Pockets slightly undersized

Not sure just what happened here.

I was cutting a little frame for my temporary ZenXY to help contain the “sand” and hold a piece of glass over it so it will be “complete” enough I can bring it into my office to share. The cut mostly went well - though I did accidentally do my first cuts in steel:

Oops - I knew that was going to be close but didn’t mean for it to be THAT close :smiley:

Anyway - the cut seemed to go great. I dialed back my feeds and bit, turned up the router a notch, and used a finishing pass - which seems to have solved the issue I was having with cuts being slanted in Z when cutting towards Ymin. So…hooray!

But…when I went to drop the glass in I found that the pocket was slightly undersized:

My first instinct was to suspect the glass - I didn’t bother measuring it and just went by the size on the package. Yeah…dumb…but…I was tired and in a bit of a rush so mistakes were all but expected. Except when I measured the glass…it was dead on.

So I measured my cuts…and they’re about 2mm undersized (or 1 mm on each side.) The outer cuts are spot on exactly the size I expected…so parting cuts worked but pocket cuts didn’t.

The one thing I did notice that was odd was that the two operations worked in opposite directions. I have the default in estlcam (12) set to climb milling as suggested in the docs - but cutting the pockets the machine did the cuts counterclockwise and cutting the parting cut on the outside it moved clockwise.

Double checked my CAD and the dimensions are right there…I wouldn’t expect it to be a CAM issue or a machine issue since the parting cuts were exactly on dimension. But…something has to be off somehwere as both the 3mm deep pocket for the glass and the full 19.5mm deep cut to remove the center were both off by the same amount.

Zip file attached with DXF, Estlcam project, and gcode

sand-frame.zip (21.6 KB)

Anyone have any thoughts on what went wrong here and how to correct it?

You really can’t change it, Estlcam cuts the pockets in the other direction and if you have flex you will have it somewhere then. :frowning:

Interesting…so estlcam always cuts pockets in the opposite direction of parting cuts? I haven’t done pockets since building the LR4 and can’t remember the last time I did any on the old MPCNC so I never really noticed the difference before.

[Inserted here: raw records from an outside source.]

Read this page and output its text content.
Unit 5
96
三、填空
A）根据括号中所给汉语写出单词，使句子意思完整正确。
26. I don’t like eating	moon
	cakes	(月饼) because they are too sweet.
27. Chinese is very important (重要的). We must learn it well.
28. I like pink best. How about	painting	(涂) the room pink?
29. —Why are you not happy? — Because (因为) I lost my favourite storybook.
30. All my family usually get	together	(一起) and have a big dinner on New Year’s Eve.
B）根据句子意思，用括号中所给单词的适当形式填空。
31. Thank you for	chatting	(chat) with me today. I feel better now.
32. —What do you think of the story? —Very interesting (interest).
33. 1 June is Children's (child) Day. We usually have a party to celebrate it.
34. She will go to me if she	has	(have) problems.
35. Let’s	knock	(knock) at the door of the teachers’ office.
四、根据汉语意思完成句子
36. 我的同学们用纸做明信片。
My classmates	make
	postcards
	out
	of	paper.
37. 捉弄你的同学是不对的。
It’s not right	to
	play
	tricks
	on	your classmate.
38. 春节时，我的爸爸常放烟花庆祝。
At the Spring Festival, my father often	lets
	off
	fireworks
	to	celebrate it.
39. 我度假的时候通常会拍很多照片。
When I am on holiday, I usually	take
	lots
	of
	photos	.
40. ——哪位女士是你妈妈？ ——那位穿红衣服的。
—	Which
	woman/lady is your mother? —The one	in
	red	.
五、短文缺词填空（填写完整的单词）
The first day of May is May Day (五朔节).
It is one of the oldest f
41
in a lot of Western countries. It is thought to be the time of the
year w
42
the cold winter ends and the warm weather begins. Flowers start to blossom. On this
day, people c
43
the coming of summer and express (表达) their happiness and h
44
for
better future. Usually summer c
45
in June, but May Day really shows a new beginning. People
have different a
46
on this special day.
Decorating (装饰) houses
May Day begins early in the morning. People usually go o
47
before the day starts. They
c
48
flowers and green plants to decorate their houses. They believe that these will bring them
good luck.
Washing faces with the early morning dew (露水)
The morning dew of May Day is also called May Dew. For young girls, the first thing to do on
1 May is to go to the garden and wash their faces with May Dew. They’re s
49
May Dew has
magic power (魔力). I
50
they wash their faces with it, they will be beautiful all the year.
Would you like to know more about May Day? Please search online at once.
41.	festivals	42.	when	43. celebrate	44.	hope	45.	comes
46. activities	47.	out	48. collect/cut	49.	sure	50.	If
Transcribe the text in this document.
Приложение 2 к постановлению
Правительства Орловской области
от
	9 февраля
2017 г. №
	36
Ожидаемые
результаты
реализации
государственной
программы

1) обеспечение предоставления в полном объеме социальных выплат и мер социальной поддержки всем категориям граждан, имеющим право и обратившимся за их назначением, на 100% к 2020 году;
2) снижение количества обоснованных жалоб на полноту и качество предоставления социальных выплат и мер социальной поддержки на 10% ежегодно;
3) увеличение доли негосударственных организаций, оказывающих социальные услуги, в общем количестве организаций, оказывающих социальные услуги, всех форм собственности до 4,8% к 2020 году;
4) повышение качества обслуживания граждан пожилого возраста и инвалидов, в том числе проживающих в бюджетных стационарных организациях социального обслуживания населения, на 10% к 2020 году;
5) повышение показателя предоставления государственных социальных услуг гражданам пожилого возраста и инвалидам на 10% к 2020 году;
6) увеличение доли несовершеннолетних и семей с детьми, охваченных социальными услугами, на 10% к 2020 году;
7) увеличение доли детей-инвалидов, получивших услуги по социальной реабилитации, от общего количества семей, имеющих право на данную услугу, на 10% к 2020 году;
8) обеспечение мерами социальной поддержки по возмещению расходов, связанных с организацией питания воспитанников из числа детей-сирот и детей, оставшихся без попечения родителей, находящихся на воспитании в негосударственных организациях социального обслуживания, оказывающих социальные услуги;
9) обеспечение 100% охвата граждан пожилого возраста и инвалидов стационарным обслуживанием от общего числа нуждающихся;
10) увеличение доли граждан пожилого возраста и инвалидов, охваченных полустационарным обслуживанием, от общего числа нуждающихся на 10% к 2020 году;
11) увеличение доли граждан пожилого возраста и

Doesn’t that kind of defeat the point of chosing climb vs. convention milling if it’s going to choose to do the opposite on pockets?

Given that it’s a smaller build I’m a little surprised I have enough flex for that to come up. My X is only about 21" working area - quite a bit smaller than a lot of peoples builds.

I have never understood that to be honest. I just add a generous finishing pass in those cases. :smiley:

If it didn’t switch directions it wouldn’t be honouring your setting.

I would also look at the issue of “tabs too big, slots too small” which happens.

For me, I found that if I define the 1/8" endmill as 3.00mm, I get a good, tight fit between pieces. This has persisted from my Primo to my LR2, to my LR3, to my LR4. (Second LR4 under construction still) Various brands of 1/8" endmill, various DOC and feed rates. Defining the mill as 3.18mm makes parts that don’t fit together. Oh, and it shouldn’t be a runout issue, that covers 2 separate Makita routers and 2 Kobalt routers.

My first Zen table the glass didn’t fit, I had to re-do the glass opening cut. I adjusted the CAD, but the original CAD was correct. That was before I adjusted the tool size, I’d never cut tab/slot parts at that point.

That might not be you, but try some tab and slot cuts, and see what makes stuff work.